1. John Batten
    June 24, 2017 @ 3:57 pm

    Well, sorry Steve, I think you’ve lost the plot.
    Five Woodworking Cuts? Rubber band boats? Come on.
    Too busy doing videos, I guess.
    Lets have a proper project, before I lose all interest.
    What happened to safety third, and taking the mickey out of people who make comments, you don’t agree with?
    Feel free to savage my comments, if you wish, at least we will then know you are still alive and well.

    Kind regards


    • Martin
      August 30, 2017 @ 4:43 am

      I am Sharing my personal experience about one of the wood working plan i am using for my project. it contains all woodworking plans include workbench plans, shed plans, chair … blueprints and detailed instructions for building all kinds of wooden,
      check here to get all the wood working plans >> ( go2l.ink/wood )


  2. Suresh
    July 15, 2017 @ 10:06 pm

    Great woodworking cuts tips.


  3. Fred
    August 4, 2017 @ 6:05 am

    Steve, many thanks. Been woodworking on the casual side for a couple of decades … and I still found this to be a helpful review.


  4. Steav Smith
    April 8, 2018 @ 7:02 am

    Very well written article with full information. Thank you for sharing this great info. It’s nice to know and read about this stuff.
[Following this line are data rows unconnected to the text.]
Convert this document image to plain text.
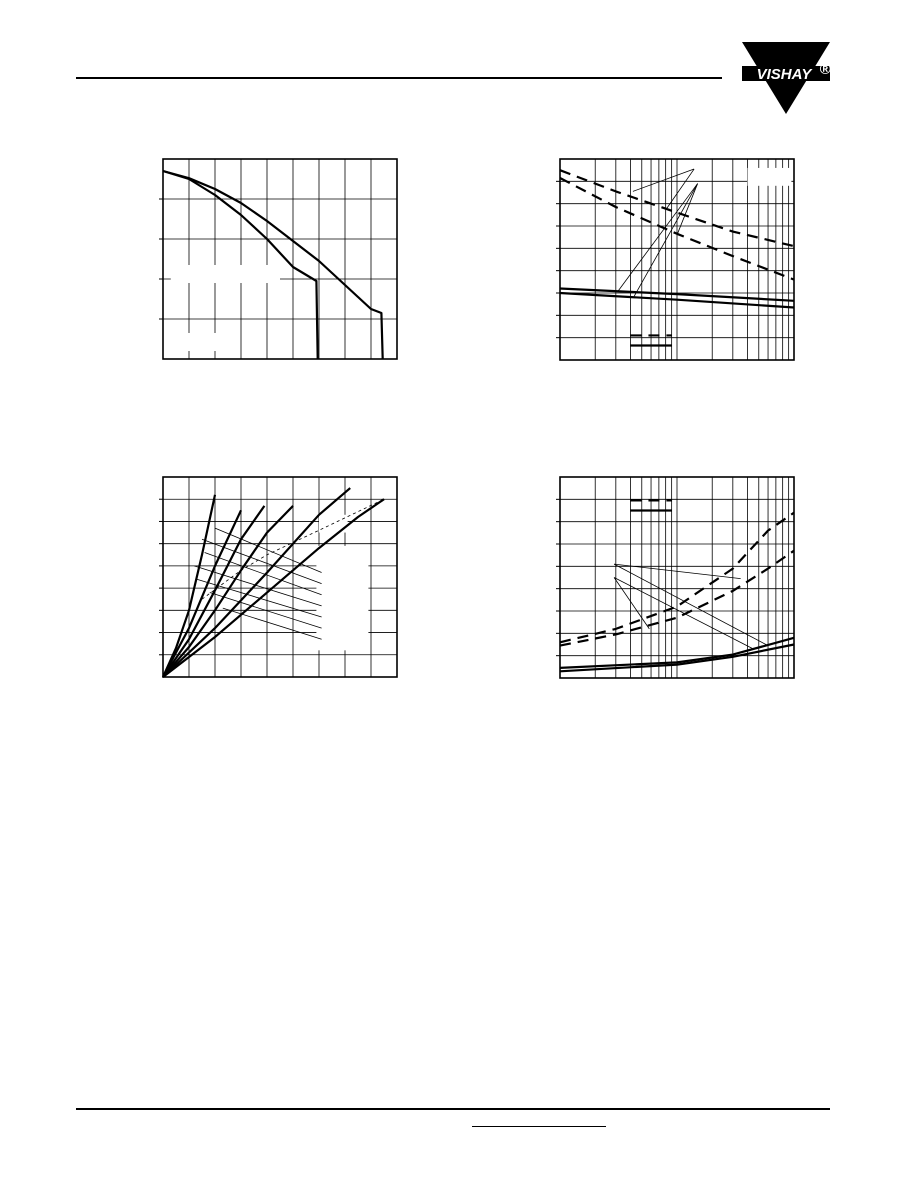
VISHAY ®
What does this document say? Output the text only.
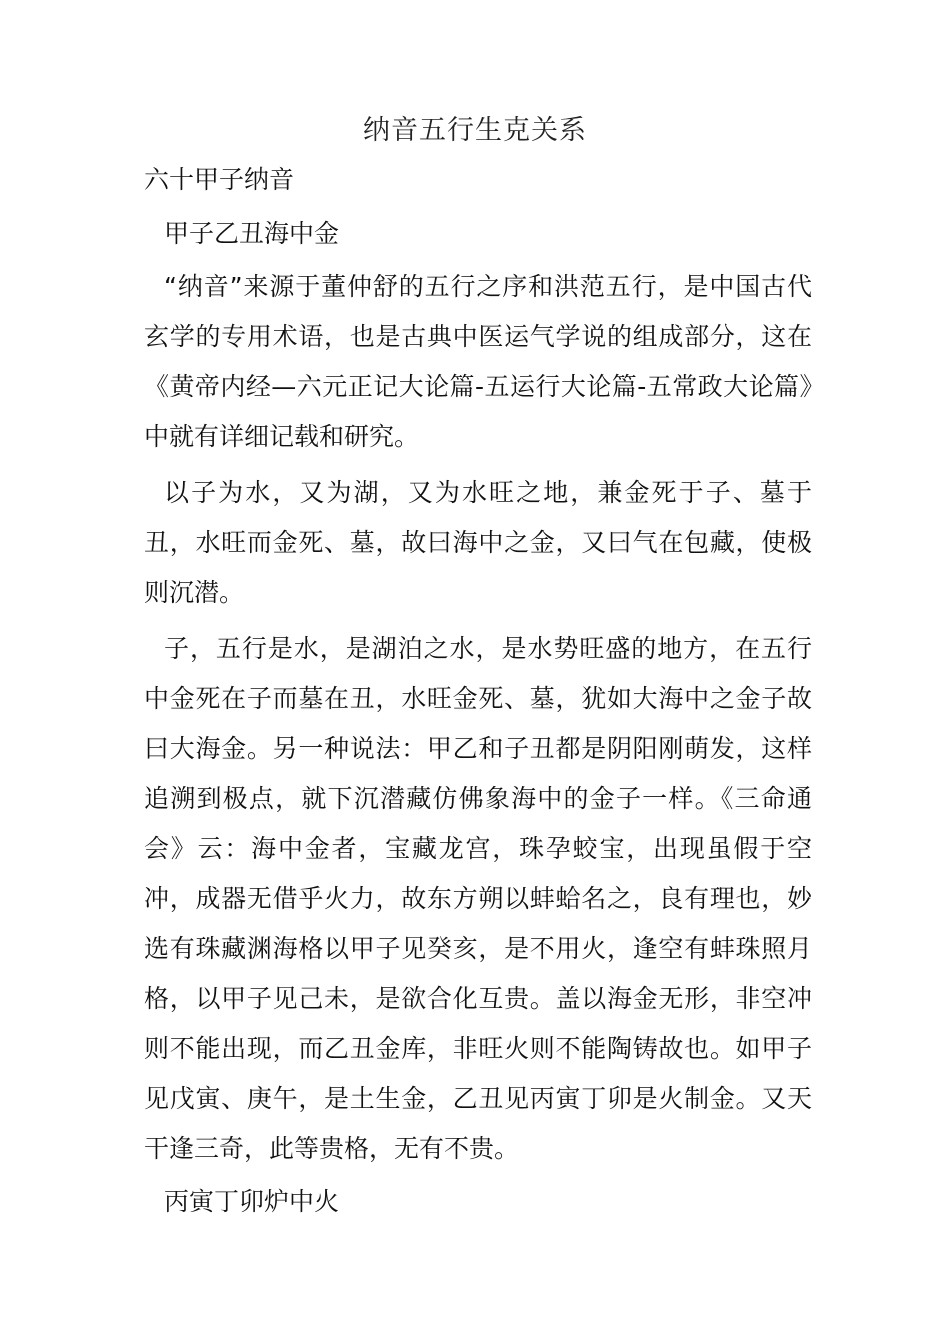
纳音五行生克关系
六十甲子纳音
甲子乙丑海中金
“纳音”来源于董仲舒的五行之序和洪范五行，是中国古代玄学的专用术语，也是古典中医运气学说的组成部分，这在《黄帝内经—六元正记大论篇-五运行大论篇-五常政大论篇》中就有详细记载和研究。
以子为水，又为湖，又为水旺之地，兼金死于子、墓于丑，水旺而金死、墓，故曰海中之金，又曰气在包藏，使极则沉潜。
子，五行是水，是湖泊之水，是水势旺盛的地方，在五行中金死在子而墓在丑，水旺金死、墓，犹如大海中之金子故曰大海金。另一种说法：甲乙和子丑都是阴阳刚萌发，这样追溯到极点，就下沉潜藏仿佛象海中的金子一样。《三命通会》云：海中金者，宝藏龙宫，珠孕蛟宝，出现虽假于空冲，成器无借乎火力，故东方朔以蚌蛤名之，良有理也，妙选有珠藏渊海格以甲子见癸亥，是不用火，逢空有蚌珠照月格，以甲子见己未，是欲合化互贵。盖以海金无形，非空冲则不能出现，而乙丑金库，非旺火则不能陶铸故也。如甲子见戊寅、庚午，是土生金，乙丑见丙寅丁卯是火制金。又天干逢三奇，此等贵格，无有不贵。
丙寅丁卯炉中火
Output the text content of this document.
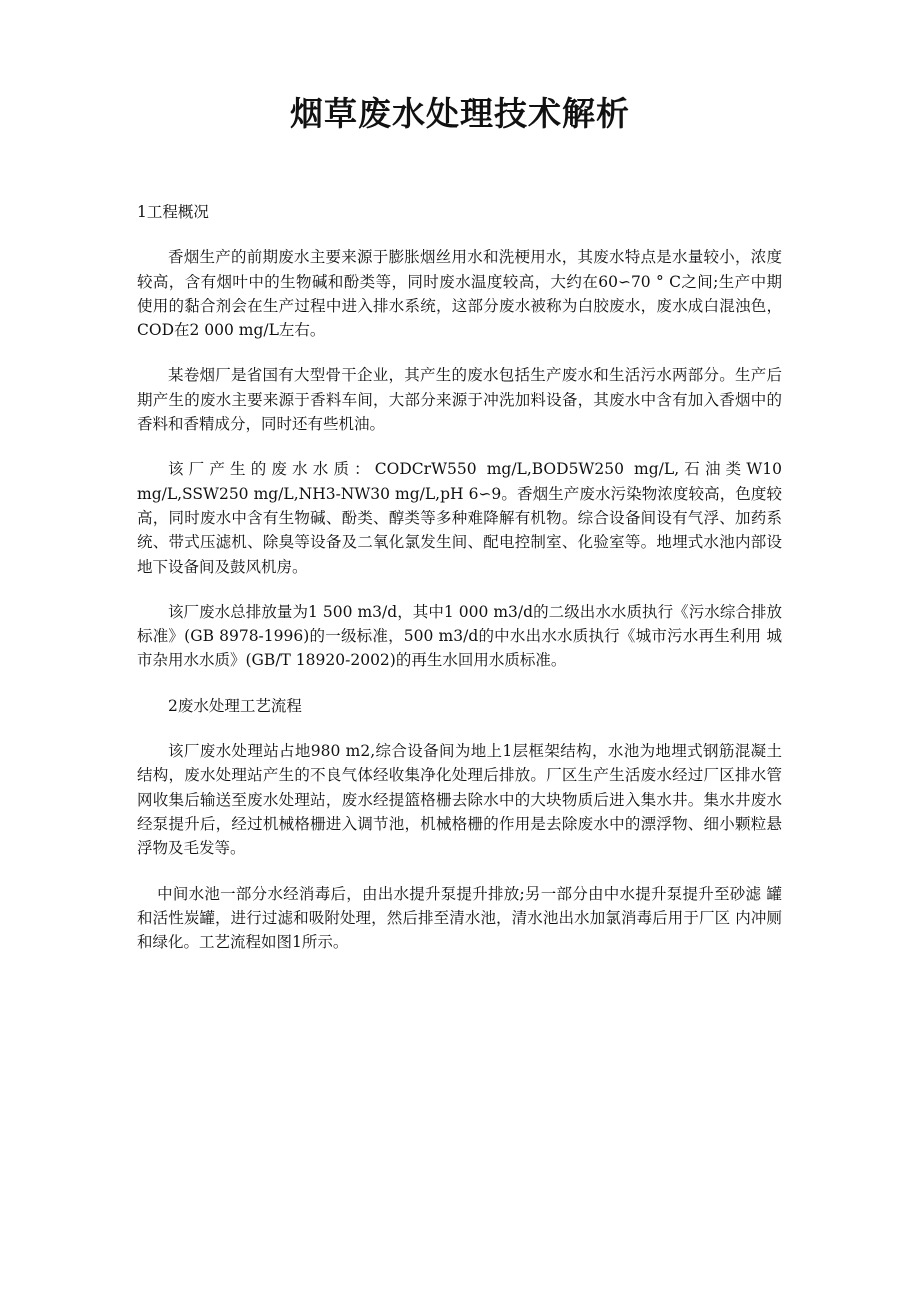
烟草废水处理技术解析

1工程概况

香烟生产的前期废水主要来源于膨胀烟丝用水和洗梗用水，其废水特点是水量较小，浓度较高，含有烟叶中的生物碱和酚类等，同时废水温度较高，大约在60∽70 ° C之间;生产中期使用的黏合剂会在生产过程中进入排水系统，这部分废水被称为白胶废水，废水成白混浊色，COD在2 000 mg/L左右。

某卷烟厂是省国有大型骨干企业，其产生的废水包括生产废水和生活污水两部分。生产后期产生的废水主要来源于香料车间，大部分来源于冲洗加料设备，其废水中含有加入香烟中的香料和香精成分，同时还有些机油。

该厂产生的废水水质：CODCrW550 mg/L,BOD5W250 mg/L,石油类W10 mg/L,SSW250 mg/L,NH3-NW30 mg/L,pH 6∽9。香烟生产废水污染物浓度较高，色度较高，同时废水中含有生物碱、酚类、醇类等多种难降解有机物。综合设备间设有气浮、加药系统、带式压滤机、除臭等设备及二氧化氯发生间、配电控制室、化验室等。地埋式水池内部设地下设备间及鼓风机房。

该厂废水总排放量为1 500 m3/d，其中1 000 m3/d的二级出水水质执行《污水综合排放标准》(GB 8978-1996)的一级标准，500 m3/d的中水出水水质执行《城市污水再生利用 城市杂用水水质》(GB/T 18920-2002)的再生水回用水质标准。

2废水处理工艺流程

该厂废水处理站占地980 m2,综合设备间为地上1层框架结构，水池为地埋式钢筋混凝土结构，废水处理站产生的不良气体经收集净化处理后排放。厂区生产生活废水经过厂区排水管网收集后输送至废水处理站，废水经提篮格栅去除水中的大块物质后进入集水井。集水井废水经泵提升后，经过机械格栅进入调节池，机械格栅的作用是去除废水中的漂浮物、细小颗粒悬浮物及毛发等。

中间水池一部分水经消毒后，由出水提升泵提升排放;另一部分由中水提升泵提升至砂滤 罐和活性炭罐，进行过滤和吸附处理，然后排至清水池，清水池出水加氯消毒后用于厂区 内冲厕和绿化。工艺流程如图1所示。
I would definitely try to follow these suggestions.


  5. Wayne
    May 2, 2018 @ 10:59 am

    Would you say that it is challenging to rip a straight cut on a band saw? I want to get one, but if it gives me wonky results, then why would I spend all that money when the jigsaw and a clamp guide can give a straighter cut.


  6. andrew
    May 10, 2018 @ 9:42 am

    I can cut pretty straight rip cuts on my 16″ bandsaw but if the fence/throat don’t have enough space, all bets are off. My advice is to get the largest bandsaw you can fits/ so you don’t run out of table/throat capacity. The other secret I’ve found is making sure you spend some time tuning the blade and setup. Without a fence you will need a saw that can accept a 1/2″ or larger blade to avoid freehand frustration.